RE:Don't drink all the Kool-Adetempletooth2 wrote: Very random thoughts from a not-very-committed shareholder:
- Under the NCIB the company bought back 5 million+ shares at about $6.04 per share. You would have to think any takeover bid would have to be nicely in excess of that price.
- The weighted average exercise price of some 2.8 million stock options outstanding is $8.60
- There are billions and billions of private-equity dollars sitting in takeover funds. Buying CTS just before a recession would take some nerve, but remember, the potential audience here is the professional investor class. These people know one should buy high and sell higher. Putting that axiom into practice is hugely difficult in the teeth of a recession.
- The greatest impediment to a deal is probably management, or rather, management's expectations. If bids cluster around the $8 level, will management accede? Or will they reject on the theory there's much more available at the end of the rainbow.
- Age-old dilemma: $8 today or $10+ some years down the road. Having spent 2 years or more assembling this baby, there's substantial risk management can accept someone else's idea of value here.
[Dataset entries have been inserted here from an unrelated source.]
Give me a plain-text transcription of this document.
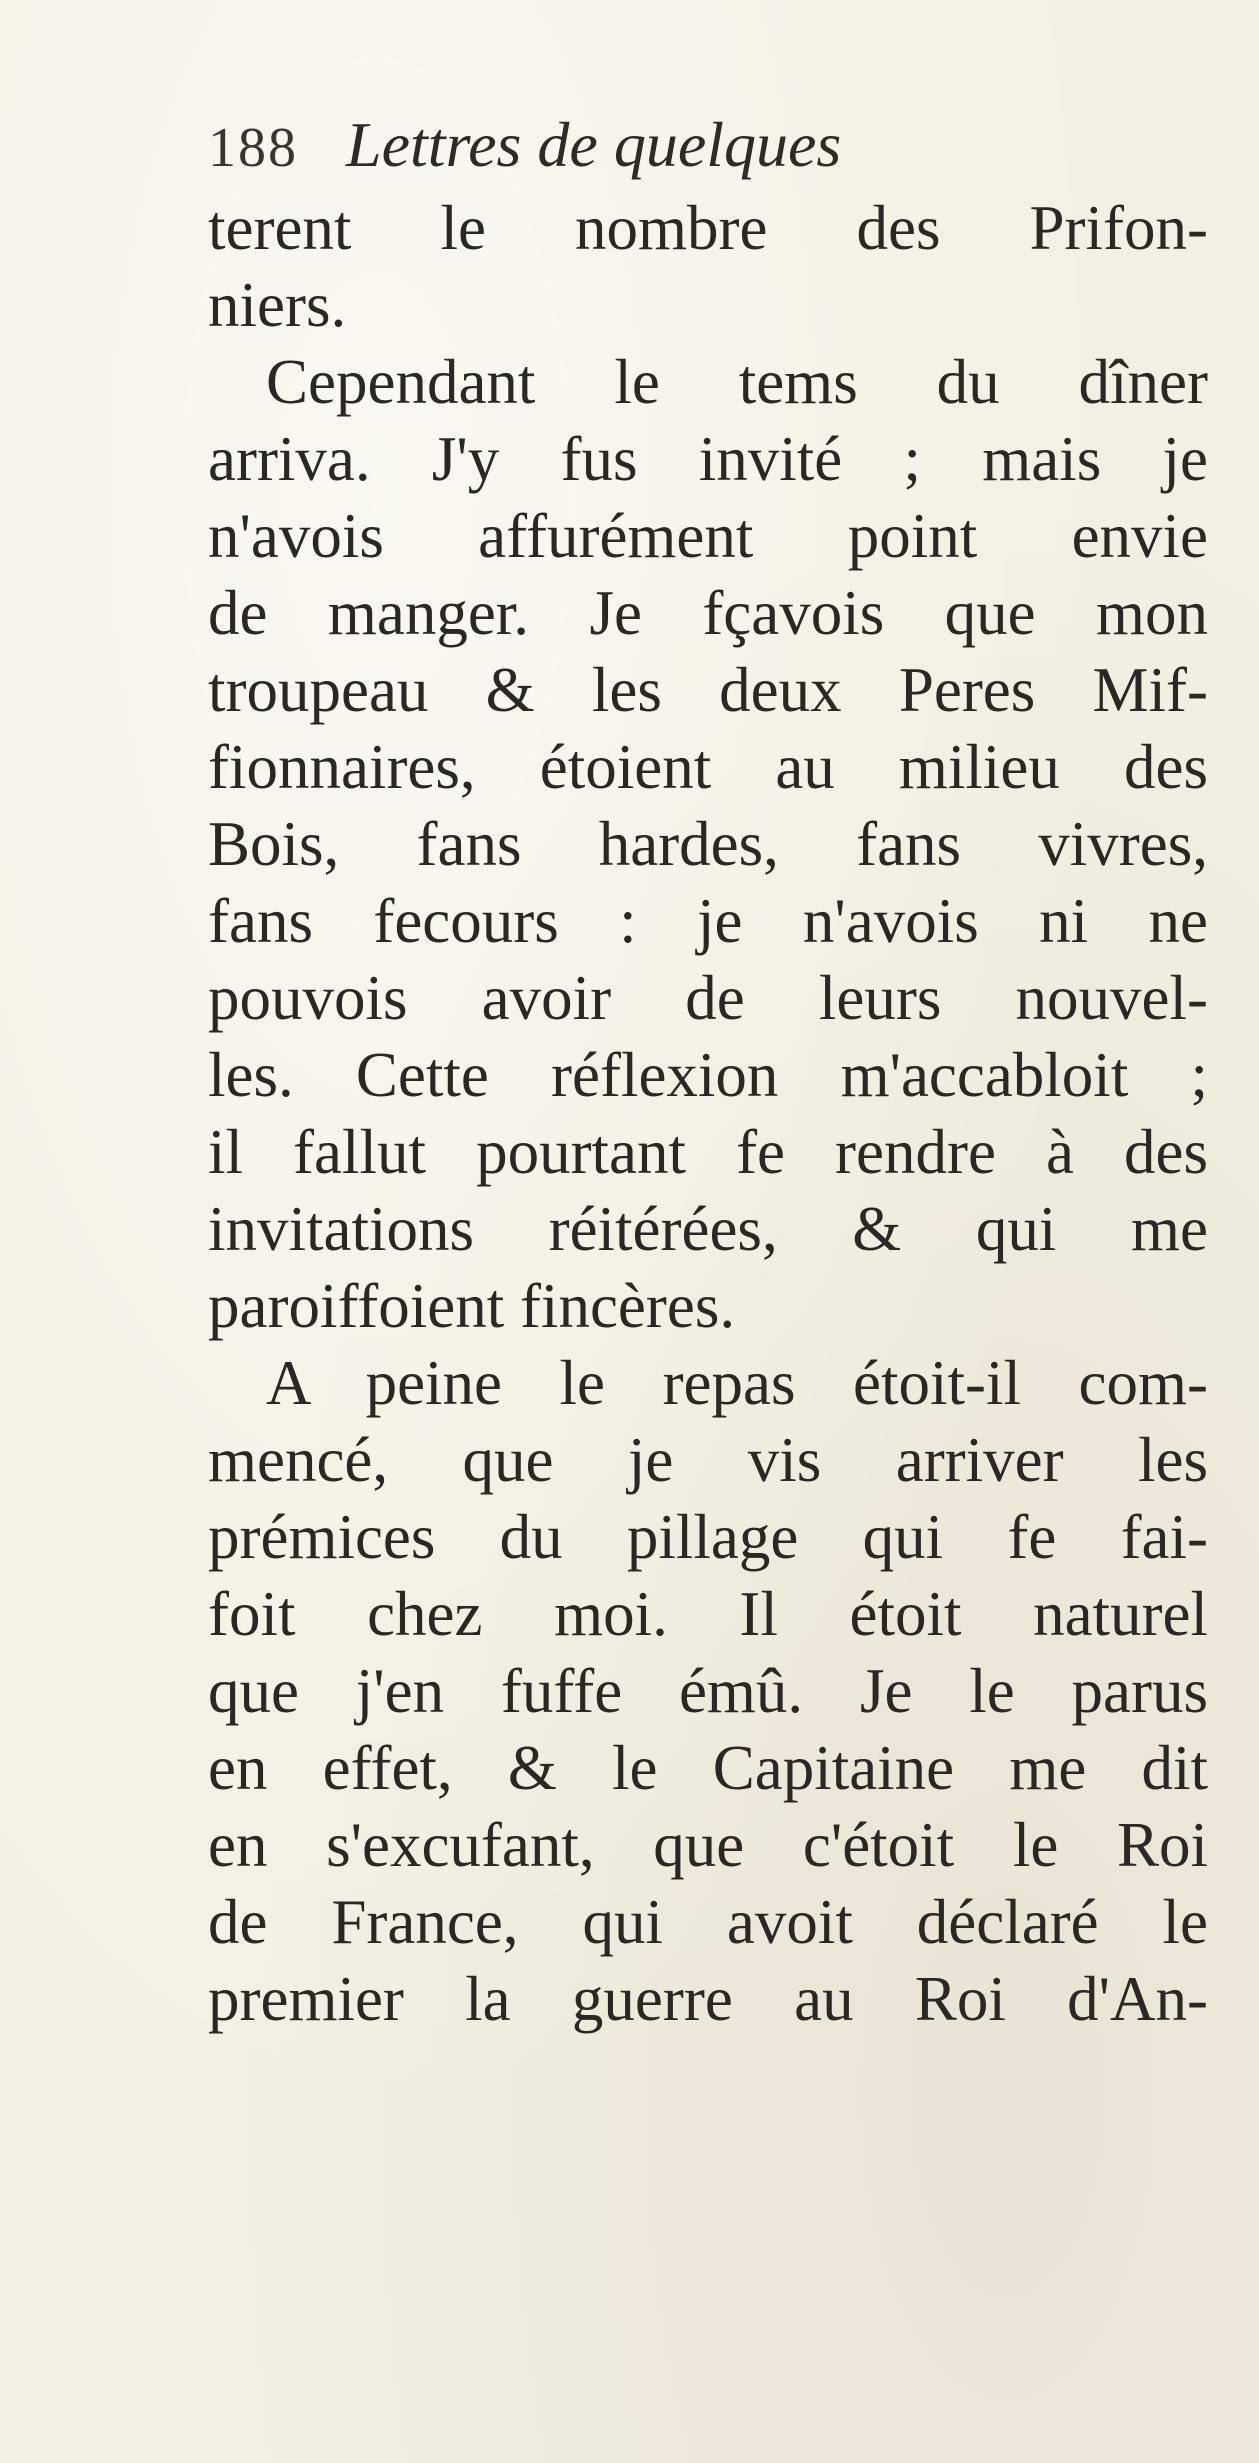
188 Lettres de quelques
terent le nombre des Prifon-
niers.
Cependant le tems du dîner
arriva. J'y fus invité ; mais je
n'avois affurément point envie
de manger. Je fçavois que mon
troupeau & les deux Peres Mif-
fionnaires, étoient au milieu des
Bois, fans hardes, fans vivres,
fans fecours : je n'avois ni ne
pouvois avoir de leurs nouvel-
les. Cette réflexion m'accabloit ;
il fallut pourtant fe rendre à des
invitations réitérées, & qui me
paroiffoient fincères.
A peine le repas étoit-il com-
mencé, que je vis arriver les
prémices du pillage qui fe fai-
foit chez moi. Il étoit naturel
que j'en fuffe émû. Je le parus
en effet, & le Capitaine me dit
en s'excufant, que c'étoit le Roi
de France, qui avoit déclaré le
premier la guerre au Roi d'An-
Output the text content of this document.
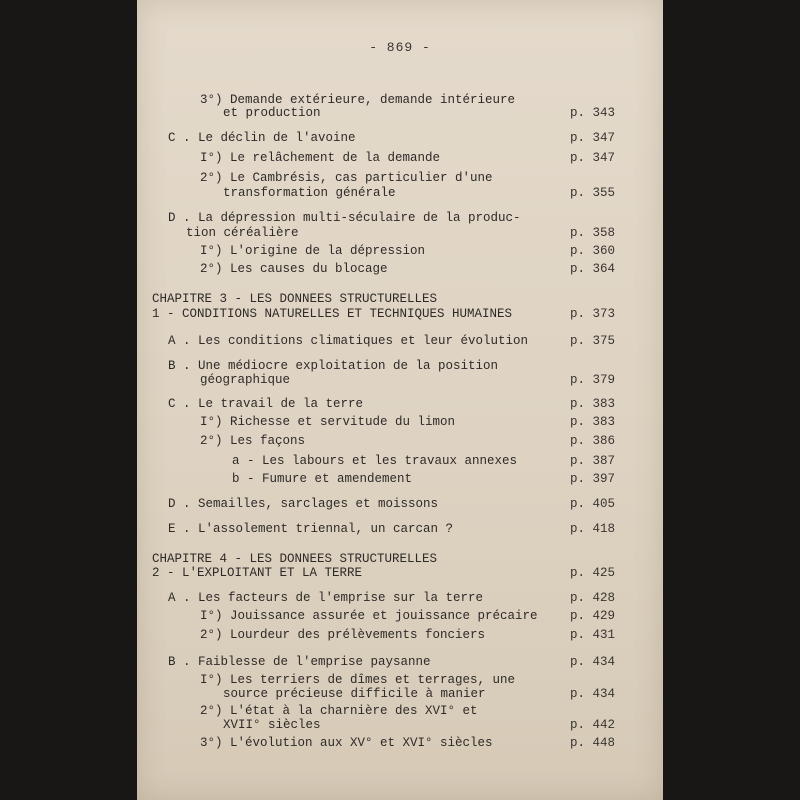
- 869 -
3°) Demande extérieure, demande intérieure
et production	p. 343
C . Le déclin de l'avoine	p. 347
I°) Le relâchement de la demande	p. 347
2°) Le Cambrésis, cas particulier d'une
transformation générale	p. 355
D . La dépression multi-séculaire de la produc-
tion céréalière	p. 358
I°) L'origine de la dépression	p. 360
2°) Les causes du blocage	p. 364
CHAPITRE 3 - LES DONNEES STRUCTURELLES
1 - CONDITIONS NATURELLES ET TECHNIQUES HUMAINES	p. 373
A . Les conditions climatiques et leur évolution	p. 375
B . Une médiocre exploitation de la position
géographique	p. 379
C . Le travail de la terre	p. 383
I°) Richesse et servitude du limon	p. 383
2°) Les façons	p. 386
a - Les labours et les travaux annexes	p. 387
b - Fumure et amendement	p. 397
D . Semailles, sarclages et moissons	p. 405
E . L'assolement triennal, un carcan ?	p. 418
CHAPITRE 4 - LES DONNEES STRUCTURELLES
2 - L'EXPLOITANT ET LA TERRE	p. 425
A . Les facteurs de l'emprise sur la terre	p. 428
I°) Jouissance assurée et jouissance précaire	p. 429
2°) Lourdeur des prélèvements fonciers	p. 431
B . Faiblesse de l'emprise paysanne	p. 434
I°) Les terriers de dîmes et terrages, une
source précieuse difficile à manier	p. 434
2°) L'état à la charnière des XVI° et
XVII° siècles	p. 442
3°) L'évolution aux XV° et XVI° siècles	p. 448
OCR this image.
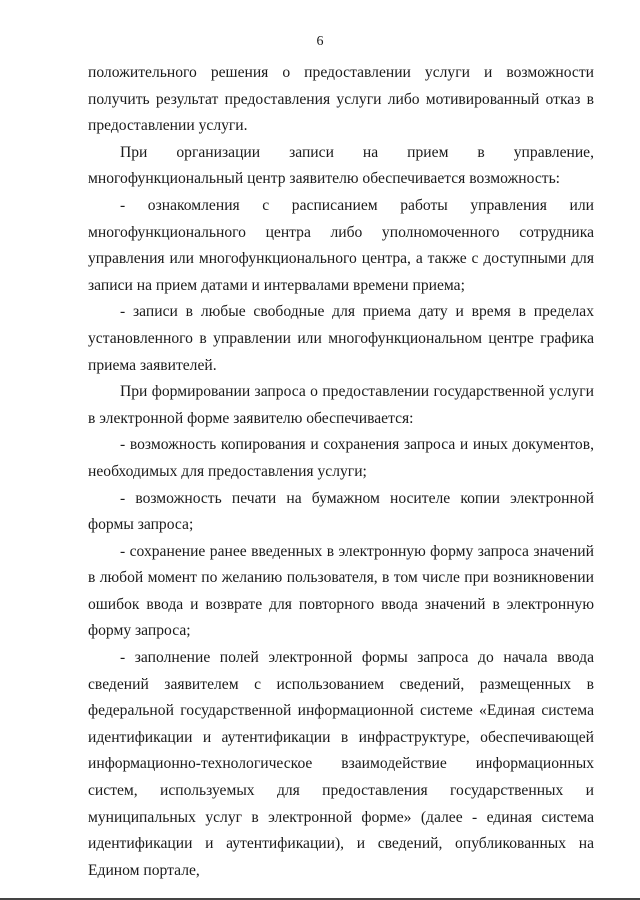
6

положительного решения о предоставлении услуги и возможности получить результат предоставления услуги либо мотивированный отказ в предоставлении услуги.

При организации записи на прием в управление, многофункциональный центр заявителю обеспечивается возможность:

- ознакомления с расписанием работы управления или многофункционального центра либо уполномоченного сотрудника управления или многофункционального центра, а также с доступными для записи на прием датами и интервалами времени приема;

- записи в любые свободные для приема дату и время в пределах установленного в управлении или многофункциональном центре графика приема заявителей.

При формировании запроса о предоставлении государственной услуги в электронной форме заявителю обеспечивается:

- возможность копирования и сохранения запроса и иных документов, необходимых для предоставления услуги;

- возможность печати на бумажном носителе копии электронной формы запроса;

- сохранение ранее введенных в электронную форму запроса значений в любой момент по желанию пользователя, в том числе при возникновении ошибок ввода и возврате для повторного ввода значений в электронную форму запроса;

- заполнение полей электронной формы запроса до начала ввода сведений заявителем с использованием сведений, размещенных в федеральной государственной информационной системе «Единая система идентификации и аутентификации в инфраструктуре, обеспечивающей информационно-технологическое взаимодействие информационных систем, используемых для предоставления государственных и муниципальных услуг в электронной форме» (далее - единая система идентификации и аутентификации), и сведений, опубликованных на Едином портале,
- If an $8 bid is rejected, expect this baby to visit the $3 level in the proverbial blink. Obviously, I don't know the risk of this negative scenario playing out, but it's a lot higher than 5% IMO. Likely more like 25%.
I agree. If another party offers $8 or more per share, sell IMO. If the best offer is higher, great, If not and the CTS committee does not recommend a sale to shareholders, my guess is the share price will get hit again as it appears CTS paid way too much for acquisitions during the tech boom years and thus generated a huge Goodwill number which will likely be subject to a writedown at some future point in my view. Add too much debt and product-heavy revenue to the mix and it doesn't look good, especially in a now rising interest rate and inflationary environment with the possibility of a recession in 2023. I still don't own shares, but if I did, it would be solely in the hopes of a takeout at a decent premium. Another option is a hostile takeover offer made directly to shareholders by the interested suitor should the Committee reject all firm takeover bids.
Hope existing shareholders do get a nice takeover offer to vote on.